Es reicht, sie ernst zu nehmen in ihrem Rassismus und ihrer Gleichgültigkeit anderen gegenüber. Angesichts des Verlusts der Heimat von Millionen, die, wie die Lyrikerin Jila Mossaed sagte, gezwungen waren, ihre Wiege aufzugeben, um in der Fremde ein Grab zu finden, ist ihre blinde Selbstbezogenheit geradezu pervers.
Also ja, redet allemal mit euren Rechten, redet mit ihnen am Stammtisch, in der Mensa und in der Kantine. Für den gesellschaftlichen Diskurs sind solche Gespräche sicherlich einen Gewinn, weil Menschen auf Menschen treffen. Als Teil des Teams von „An einem Tisch“, einem Projekt, das Gäste zu einem Abendessen einlädt, die Erfahrung mit Migration, Flucht und Exil gemacht haben, weiß ich von den Vorteilen solcher Gespräche.
Bei „An einem Tisch“ treffen wir Menschen, die häufig nur als Opfer oder als Bedrohung wahrgenommen werden, sehen in Gesichter, hören Stimmen, lernen neue Sichtweisen und uns fremde Erfahrungen kennen. Es geht dem Projekt nicht um gefällige Erfolgsgeschichten, die Gäste sind manchmal sperrig, traurig oder unversöhnlich. Kürzlich erst fand „Tabletalk Scandinavia“, unsere vom Goethe-Institut Schweden unterstützten Abende in Malmö und Kopenhagen, statt.
Welcher Gewinn liegt in der Begegnung mit rechten Sprachrohren wie Spencer und Kubitschek?

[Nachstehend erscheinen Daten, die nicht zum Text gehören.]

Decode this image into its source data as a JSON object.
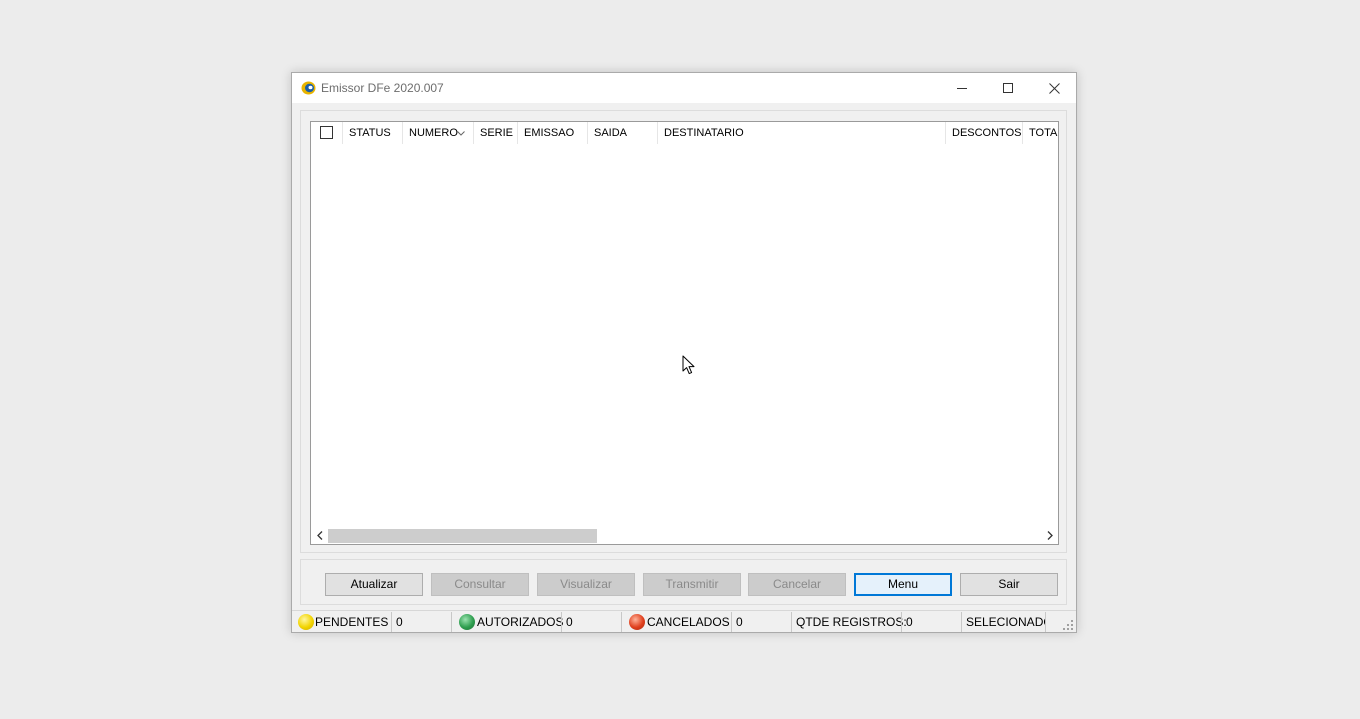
{
  "window": {
    "title": "Emissor DFe 2020.007",
    "controls": {
      "minimize": "minimize-icon",
      "maximize": "maximize-icon",
      "close": "close-icon"
    }
  },
  "grid": {
    "columns": [
      "STATUS",
      "NUMERO",
      "SERIE",
      "EMISSAO",
      "SAIDA",
      "DESTINATARIO",
      "DESCONTOS",
      "TOTAL"
    ],
    "rows": [],
    "sorted_column": "NUMERO",
    "scrollbar": {
      "position": 0
    }
  },
  "buttons": {
    "atualizar": "Atualizar",
    "consultar": "Consultar",
    "visualizar": "Visualizar",
    "transmitir": "Transmitir",
    "cancelar": "Cancelar",
    "menu": "Menu",
    "sair": "Sair"
  },
  "statusbar": {
    "pendentes_label": "PENDENTES",
    "pendentes_count": "0",
    "autorizados_label": "AUTORIZADOS",
    "autorizados_count": "0",
    "cancelados_label": "CANCELADOS",
    "cancelados_count": "0",
    "qtde_label": "QTDE REGISTROS:",
    "qtde_count": "0",
    "selecionados_label": "SELECIONADOS"
  },
  "colors": {
    "pendentes": "#f2d400",
    "autorizados": "#2e9e4f",
    "cancelados": "#e0401e",
    "focus_accent": "#0078d7"
  }
}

Nachdem alle Teller und Gläser leer waren und Jila Mossaed ein paar ihrer Gedichte vorgetragen hatte, fragte die Autorin Lesley-Ann Brown, weshalb man sich nicht öfter mit fremden Menschen an einen Tisch setze. Es war bereits Mitternacht, aber die Gäste hatten alle das Gefühl, der Abend fange erst an.

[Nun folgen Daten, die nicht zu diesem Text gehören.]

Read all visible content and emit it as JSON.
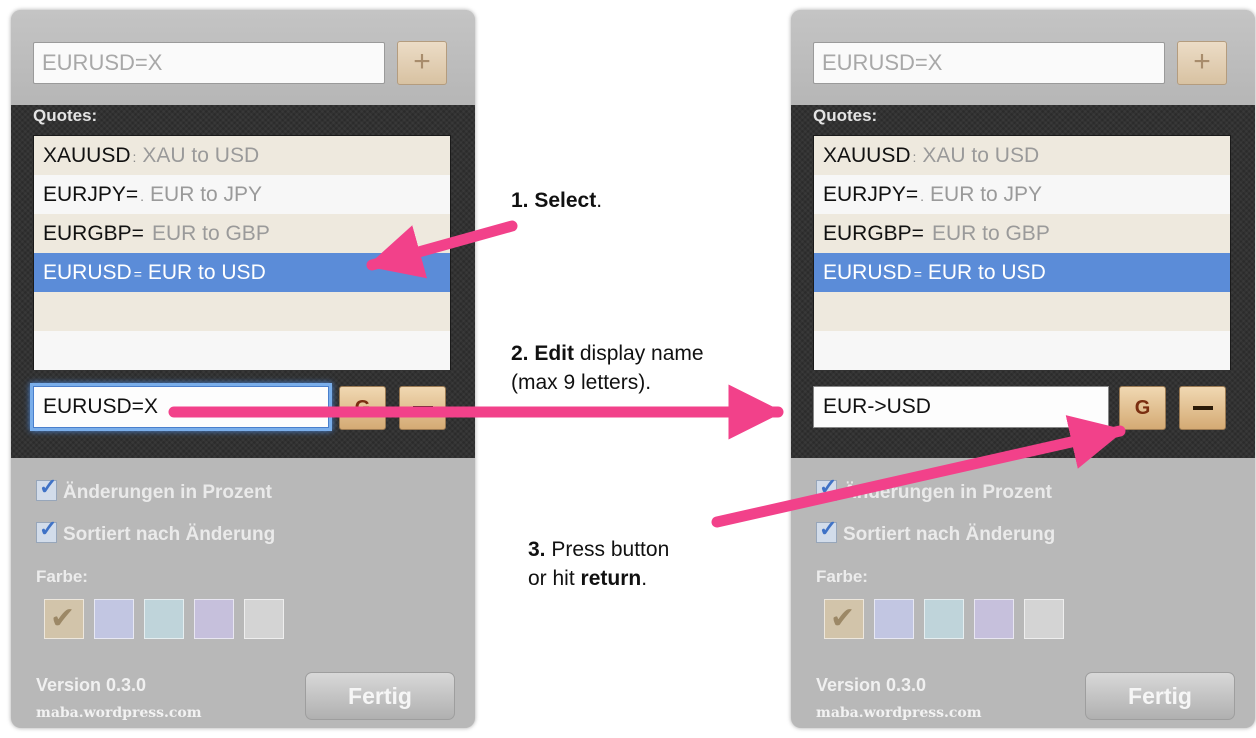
{
  "panels": [
    {
      "id": "before",
      "symbol_input": {
        "value": "EURUSD=X"
      },
      "add_button": {
        "label": "+"
      },
      "quotes_label": "Quotes:",
      "quotes": [
        {
          "symbol": "XAUUSD",
          "sep": ":",
          "desc": "XAU to USD",
          "selected": false
        },
        {
          "symbol": "EURJPY=",
          "sep": ".",
          "desc": "EUR to JPY",
          "selected": false
        },
        {
          "symbol": "EURGBP=",
          "sep": "",
          "desc": "EUR to GBP",
          "selected": false
        },
        {
          "symbol": "EURUSD",
          "sep": "=",
          "desc": "EUR to USD",
          "selected": true
        }
      ],
      "name_input": {
        "value": "EURUSD=X",
        "focused": true
      },
      "rename_button": {
        "icon": "rename-g-icon",
        "glyph": "G"
      },
      "remove_button": {
        "icon": "minus-icon"
      },
      "checkboxes": [
        {
          "label": "Änderungen in Prozent",
          "checked": true
        },
        {
          "label": "Sortiert nach Änderung",
          "checked": true
        }
      ],
      "color_label": "Farbe:",
      "swatches": [
        "#d2c4aa",
        "#c2c6e2",
        "#bfd4da",
        "#c6c0dc",
        "#d4d4d4"
      ],
      "version": "Version 0.3.0",
      "site": "maba.wordpress.com",
      "done_button": "Fertig"
    },
    {
      "id": "after",
      "symbol_input": {
        "value": "EURUSD=X"
      },
      "add_button": {
        "label": "+"
      },
      "quotes_label": "Quotes:",
      "quotes": [
        {
          "symbol": "XAUUSD",
          "sep": ":",
          "desc": "XAU to USD",
          "selected": false
        },
        {
          "symbol": "EURJPY=",
          "sep": ".",
          "desc": "EUR to JPY",
          "selected": false
        },
        {
          "symbol": "EURGBP=",
          "sep": "",
          "desc": "EUR to GBP",
          "selected": false
        },
        {
          "symbol": "EURUSD",
          "sep": "=",
          "desc": "EUR to USD",
          "selected": true
        }
      ],
      "name_input": {
        "value": "EUR->USD",
        "focused": false
      },
      "rename_button": {
        "icon": "rename-g-icon",
        "glyph": "G"
      },
      "remove_button": {
        "icon": "minus-icon"
      },
      "checkboxes": [
        {
          "label": "Änderungen in Prozent",
          "checked": true
        },
        {
          "label": "Sortiert nach Änderung",
          "checked": true
        }
      ],
      "color_label": "Farbe:",
      "swatches": [
        "#d2c4aa",
        "#c2c6e2",
        "#bfd4da",
        "#c6c0dc",
        "#d4d4d4"
      ],
      "version": "Version 0.3.0",
      "site": "maba.wordpress.com",
      "done_button": "Fertig"
    }
  ],
  "annotations": {
    "step1": {
      "bold": "1. Select",
      "rest": "."
    },
    "step2": {
      "bold": "2. Edit",
      "rest": " display name",
      "line2": "(max 9 letters)."
    },
    "step3": {
      "bold_num": "3.",
      "rest": " Press button",
      "line2_pre": "or hit ",
      "line2_bold": "return",
      "line2_post": "."
    }
  },
  "colors": {
    "arrow": "#f2418a",
    "selection": "#5b8cd8",
    "focus_ring": "#4a86d8"
  }
}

Das ist das Wesen eines gelungenen Austauschs, man blickt am Ende neugieriger auf sein Gegenüber. Dank dieses Projekts kenne ich Menschen, die aus Syrien geflüchtet sind und in Europa ein neues Leben aufbauen, die in Eritrea Militärdienst geleistet haben oder wegen ihrer politischen Meinung im iranischen Gefängnis saßen. Wie wertvoll solche Begegnungen sind, was für ein Gewinn!
Doch welcher Gewinn liegt in der Begegnung mit rechten Sprachrohren wie Spencer und Kubitschek, die ein Geschäft aus ihrer Ideologie gemacht haben, die alle Antworten bereits gefunden zu haben scheinen, die nicht hören, sondern Recht haben wollen? Was tragen sie auf Bühnen und Buchmessen, in Radiostudios und Fernsehtalkshows bei, das einen Wert für unser demokratisches Selbstverständnis hätte?

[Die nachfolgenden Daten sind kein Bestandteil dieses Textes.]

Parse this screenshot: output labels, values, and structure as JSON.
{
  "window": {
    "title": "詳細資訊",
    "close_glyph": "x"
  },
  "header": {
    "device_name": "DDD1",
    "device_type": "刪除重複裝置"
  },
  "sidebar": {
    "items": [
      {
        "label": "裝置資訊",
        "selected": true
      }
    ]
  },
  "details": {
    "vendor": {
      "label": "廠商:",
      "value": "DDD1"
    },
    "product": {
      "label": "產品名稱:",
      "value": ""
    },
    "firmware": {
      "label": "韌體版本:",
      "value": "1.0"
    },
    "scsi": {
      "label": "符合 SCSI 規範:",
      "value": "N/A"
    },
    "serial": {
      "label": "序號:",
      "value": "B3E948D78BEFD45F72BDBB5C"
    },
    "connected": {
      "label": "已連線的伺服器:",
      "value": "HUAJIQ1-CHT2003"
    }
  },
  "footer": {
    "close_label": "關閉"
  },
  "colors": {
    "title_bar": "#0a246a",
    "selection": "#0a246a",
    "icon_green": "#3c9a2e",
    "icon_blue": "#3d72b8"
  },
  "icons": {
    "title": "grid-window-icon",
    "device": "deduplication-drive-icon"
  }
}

Der Glaube, man müsse als aufrechter Demokrat all das Gift, das sie uns verabreichen, schlucken, leuchtet mir nur als fehlgeleitetes Schuldbewusstsein ein. Man möchte ihre Ideologie nicht für sich annehmen, sondern sich distanzieren.
Besser man besudelt sich nicht
Aber Schuld und Scham wachsen auf diesem Boden – besser, man besudelt sich nicht und versucht, die Demokratie zu stärken. Das geschieht nicht im Gespräch mit Rechten, sondern im Zusammenleben mit allen anderen. Mit Kubitschek und Spencer gibt es kein Weiterkommen, sie müssen nicht mehr erreicht werden.
Anstelle eines Dialogs mit ihnen benötigen wir einen vielstimmigen Diskurs, der uns andere nicht mehr als anders wahrnimmt, weil jeder, der versucht, ein sinnvolles Leben zu führen, einem näher sein sollte als rechtsnationale Agitatoren. Denn wir, diese anderen, verschwinden nicht einfach, wenn ihr mit Rechten redet. Wir hören zu, wir sehen zu, und wir haben unsere eigene Stimme.
Nun habe ich leicht reden, ich habe, so wie Gary Younge vermutlich auch, weder tote noch lebende Nazis im Familien- und Bekanntenkreis. Meine Wiege ist der Iran, mein Grab wird vermutlich in Europa liegen und zwischendrin werde ich mich mit so vielen Menschen wie möglich an einen Tisch setzen. Doch mein rechter Platz wird dabei frei bleiben.